Ce psaume fournit également, pendant tout le Carême, les versets de tous les offices (Matines, Laudes, Prime, Tierce, Sexte, None, Vêpres et Complies).
De plus, il est entièrement chanté tous les soirs aux Complies de l’office monastique.
Quel est donc ce psaume, pour qu’il ait tant d’importance ?
La première raison est que ce psaume est cité dans l’Évangile de ce premier dimanche de Carême. La deuxième raison est qu’il est un chant de confiance et d’espérance, sentiment et vertu qui animent abondamment la liturgie du Carême.
L’Évangile de la tentation de Jésus au désert
Placé en tête du Carême, l’évangile de la tentation proclame d’avance la victoire de notre Seigneur Jésus-Christ, qui doit être notre modèle.
Texte de l’évangile du Premier dimanche de Carême.
« En ce temps-là : Jésus fut conduit par l’Esprit dans le désert pour être tenté par le diable. Après avoir jeûné quarante jours et quarante nuits, il eut faim.
Et le tentateur, s’approchant, lui dit :
— Si vous êtes fils de Dieu, dites que ces pierres deviennent des pains.
[Cette première tentation est celle de la concupiscence de la chair envers un homme qui semble hautement spirituel aux yeux du Tentateur, mais qui est très affaibli par un jeûne de quarante jours et donc beaucoup plus vulnérable et susceptible de céder.

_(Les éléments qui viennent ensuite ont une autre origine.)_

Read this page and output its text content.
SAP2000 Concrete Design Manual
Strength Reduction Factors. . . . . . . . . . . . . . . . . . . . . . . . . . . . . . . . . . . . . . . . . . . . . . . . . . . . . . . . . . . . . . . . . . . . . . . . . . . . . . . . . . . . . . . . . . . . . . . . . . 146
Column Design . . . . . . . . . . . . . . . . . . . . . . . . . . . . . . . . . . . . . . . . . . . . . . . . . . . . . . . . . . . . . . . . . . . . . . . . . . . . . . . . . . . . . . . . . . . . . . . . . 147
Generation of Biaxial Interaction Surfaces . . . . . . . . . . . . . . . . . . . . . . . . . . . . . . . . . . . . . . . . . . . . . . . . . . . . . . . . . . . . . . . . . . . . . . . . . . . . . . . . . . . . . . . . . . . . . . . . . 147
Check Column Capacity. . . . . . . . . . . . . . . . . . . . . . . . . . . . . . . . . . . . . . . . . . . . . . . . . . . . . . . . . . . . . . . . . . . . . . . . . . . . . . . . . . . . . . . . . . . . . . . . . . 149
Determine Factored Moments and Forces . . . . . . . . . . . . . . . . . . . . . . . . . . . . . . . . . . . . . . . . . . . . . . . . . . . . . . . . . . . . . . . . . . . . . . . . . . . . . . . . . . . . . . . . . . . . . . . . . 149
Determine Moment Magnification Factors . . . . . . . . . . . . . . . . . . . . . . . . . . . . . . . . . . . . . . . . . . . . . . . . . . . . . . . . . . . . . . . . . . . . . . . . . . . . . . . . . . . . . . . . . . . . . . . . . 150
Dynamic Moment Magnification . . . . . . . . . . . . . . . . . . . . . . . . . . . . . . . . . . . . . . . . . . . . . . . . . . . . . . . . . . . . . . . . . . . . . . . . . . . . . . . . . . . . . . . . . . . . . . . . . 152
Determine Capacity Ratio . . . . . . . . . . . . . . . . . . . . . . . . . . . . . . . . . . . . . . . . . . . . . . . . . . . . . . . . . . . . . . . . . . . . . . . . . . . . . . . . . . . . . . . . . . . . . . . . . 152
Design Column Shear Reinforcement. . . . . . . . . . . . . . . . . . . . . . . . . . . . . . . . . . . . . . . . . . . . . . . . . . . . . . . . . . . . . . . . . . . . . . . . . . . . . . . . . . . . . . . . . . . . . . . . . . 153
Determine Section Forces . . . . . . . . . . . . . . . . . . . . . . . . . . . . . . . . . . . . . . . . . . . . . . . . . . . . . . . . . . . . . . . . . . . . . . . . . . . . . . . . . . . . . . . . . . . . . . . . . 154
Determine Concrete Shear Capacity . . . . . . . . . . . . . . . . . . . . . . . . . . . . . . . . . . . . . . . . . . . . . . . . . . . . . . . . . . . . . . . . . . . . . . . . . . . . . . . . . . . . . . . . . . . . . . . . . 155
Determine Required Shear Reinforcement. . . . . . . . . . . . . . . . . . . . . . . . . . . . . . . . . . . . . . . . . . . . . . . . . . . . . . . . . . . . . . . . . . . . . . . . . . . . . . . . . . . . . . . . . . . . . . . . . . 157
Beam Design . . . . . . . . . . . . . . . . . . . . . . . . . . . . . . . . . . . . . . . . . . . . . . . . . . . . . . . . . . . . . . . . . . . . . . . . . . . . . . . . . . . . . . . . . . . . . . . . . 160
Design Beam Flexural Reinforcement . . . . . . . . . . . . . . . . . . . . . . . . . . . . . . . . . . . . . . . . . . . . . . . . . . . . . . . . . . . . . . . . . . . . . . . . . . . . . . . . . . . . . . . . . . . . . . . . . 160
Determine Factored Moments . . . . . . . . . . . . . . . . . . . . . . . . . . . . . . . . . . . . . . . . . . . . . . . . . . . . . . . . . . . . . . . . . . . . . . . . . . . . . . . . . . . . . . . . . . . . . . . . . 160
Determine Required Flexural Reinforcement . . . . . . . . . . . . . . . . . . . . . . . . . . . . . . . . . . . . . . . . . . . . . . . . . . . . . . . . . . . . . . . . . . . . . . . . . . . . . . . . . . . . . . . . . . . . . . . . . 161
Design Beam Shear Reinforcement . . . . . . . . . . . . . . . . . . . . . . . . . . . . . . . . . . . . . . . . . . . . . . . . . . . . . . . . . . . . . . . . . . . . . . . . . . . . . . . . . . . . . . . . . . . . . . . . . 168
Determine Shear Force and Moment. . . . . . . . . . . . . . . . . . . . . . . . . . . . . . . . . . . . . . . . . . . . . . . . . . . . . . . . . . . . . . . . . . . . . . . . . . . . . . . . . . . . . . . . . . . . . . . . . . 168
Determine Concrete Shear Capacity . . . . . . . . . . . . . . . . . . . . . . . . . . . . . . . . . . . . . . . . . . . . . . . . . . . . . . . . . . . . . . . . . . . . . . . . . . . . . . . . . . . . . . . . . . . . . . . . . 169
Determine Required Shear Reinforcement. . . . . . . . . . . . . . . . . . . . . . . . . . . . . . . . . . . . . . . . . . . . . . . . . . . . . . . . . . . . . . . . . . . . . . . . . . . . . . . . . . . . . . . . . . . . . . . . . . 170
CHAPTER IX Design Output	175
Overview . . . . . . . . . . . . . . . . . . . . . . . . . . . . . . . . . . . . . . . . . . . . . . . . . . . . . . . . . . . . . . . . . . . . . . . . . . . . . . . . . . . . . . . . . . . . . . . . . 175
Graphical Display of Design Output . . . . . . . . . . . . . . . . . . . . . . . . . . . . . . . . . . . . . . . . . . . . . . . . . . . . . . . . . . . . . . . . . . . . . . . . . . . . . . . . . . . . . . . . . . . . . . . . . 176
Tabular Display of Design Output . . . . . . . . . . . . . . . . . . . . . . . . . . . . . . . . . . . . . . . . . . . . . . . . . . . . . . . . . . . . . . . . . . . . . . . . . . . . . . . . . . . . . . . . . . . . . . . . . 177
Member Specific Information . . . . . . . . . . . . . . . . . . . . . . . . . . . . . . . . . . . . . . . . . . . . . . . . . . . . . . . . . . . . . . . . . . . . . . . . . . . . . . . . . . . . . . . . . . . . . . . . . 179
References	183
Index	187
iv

Le péché ne serait pas tant de manger, puisque Jésus a bientôt fini son jeûne, mais d’écouter le diable et, par faiblesse charnelle, d’utiliser la puissance de sa nature divine pour le satisfaire.]
Il lui répondit :
— Il est écrit : “L’homme ne vit pas seulement de pain, mais de toute parole qui sort de la bouche de Dieu.”
Alors le diable l’emmena dans la ville sainte, et, l’ayant posé sur le pinacle du temple, il lui dit :
— Si vous êtes fils de Dieu, jetez-vous en bas ; car il est écrit : “Il donnera pour vous des ordres à ses anges, et ils vous prendront sur leurs mains, pour que votre pied ne heurte pas contre une pierre.”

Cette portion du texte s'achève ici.